According to the SWE website, the OCS Gold Mission Award is awarded to SWE chapters that have contributed to SWE, the engineering community and their campuses. Penn State SWE has taken home this award for the past seven years because of its work in professional development, advocacy, diversity and inclusion — a representation of SWE’s national motto, “Advance, Aspire and Achieve.”

“Penn State SWE is always evolving to meet the needs of our members by leveraging new ideas into annual occurrences,” said Kelly Weikel, senior chemical engineering student and University affairs officer for Penn State SWE. “What sets us apart from other SWE chapters is our ability to offer a broader range of events — from service and outreach to THON and inclusion — by encouraging the creativity of our leadership team.”

Each year, SWE chooses the recipients for this award from an applicant pool of many SWE collegiate chapters from across the country.

“This year, our personal development director, Malaree Scott, senior civil engineering student, did a fantastic job compiling and writing all this information for the application,” Weikel said.

Penn State SWE also was recognized for excellence in “Best Practice” in the public policy category. This award was given in recognition of Penn State SWE’s newly established events, which included a workshop focused on sexual harassment and “He for SWE” events — a movement in the SWE community that aims to increase gender inclusivity by welcoming male allies into discussions on gender bias. Penn State SWE is open to all Penn State students who are interested in promoting a more inclusive engineering environment.
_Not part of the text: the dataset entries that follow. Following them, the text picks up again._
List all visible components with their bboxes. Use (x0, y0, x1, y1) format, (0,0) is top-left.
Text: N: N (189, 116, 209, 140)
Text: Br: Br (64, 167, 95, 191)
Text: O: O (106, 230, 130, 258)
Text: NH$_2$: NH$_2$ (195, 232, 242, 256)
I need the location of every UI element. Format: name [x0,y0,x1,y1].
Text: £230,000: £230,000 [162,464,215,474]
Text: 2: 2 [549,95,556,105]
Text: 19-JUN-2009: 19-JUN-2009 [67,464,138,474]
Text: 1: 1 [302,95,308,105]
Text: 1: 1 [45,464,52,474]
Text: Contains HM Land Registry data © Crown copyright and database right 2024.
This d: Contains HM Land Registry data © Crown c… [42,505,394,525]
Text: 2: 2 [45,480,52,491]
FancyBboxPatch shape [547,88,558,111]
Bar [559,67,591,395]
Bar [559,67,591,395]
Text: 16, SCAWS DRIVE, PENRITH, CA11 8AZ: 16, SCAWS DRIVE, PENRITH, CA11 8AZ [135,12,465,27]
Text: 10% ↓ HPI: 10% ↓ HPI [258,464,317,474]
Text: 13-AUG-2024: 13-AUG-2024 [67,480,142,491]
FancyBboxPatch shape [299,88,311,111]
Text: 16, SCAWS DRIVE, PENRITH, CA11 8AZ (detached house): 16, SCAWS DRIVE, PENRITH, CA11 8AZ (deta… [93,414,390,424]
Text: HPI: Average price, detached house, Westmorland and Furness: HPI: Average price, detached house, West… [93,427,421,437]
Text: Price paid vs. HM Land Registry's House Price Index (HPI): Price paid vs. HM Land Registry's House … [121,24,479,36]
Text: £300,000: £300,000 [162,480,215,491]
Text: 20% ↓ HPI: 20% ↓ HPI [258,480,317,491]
Other Penn State SWE inclusivity and diversity initiatives were recognized with this award, including members’ participation in events such as the Leaders in STEM Summit and the Diversity Scholarship Meeting.

“Becoming an engineer can be an uphill battle, so it’s important to find a community where you are not alone in your struggles,” Weikel said. “SWE offers the support, skills and events to uplift our fellow students and inspire the next generation of women engineers.”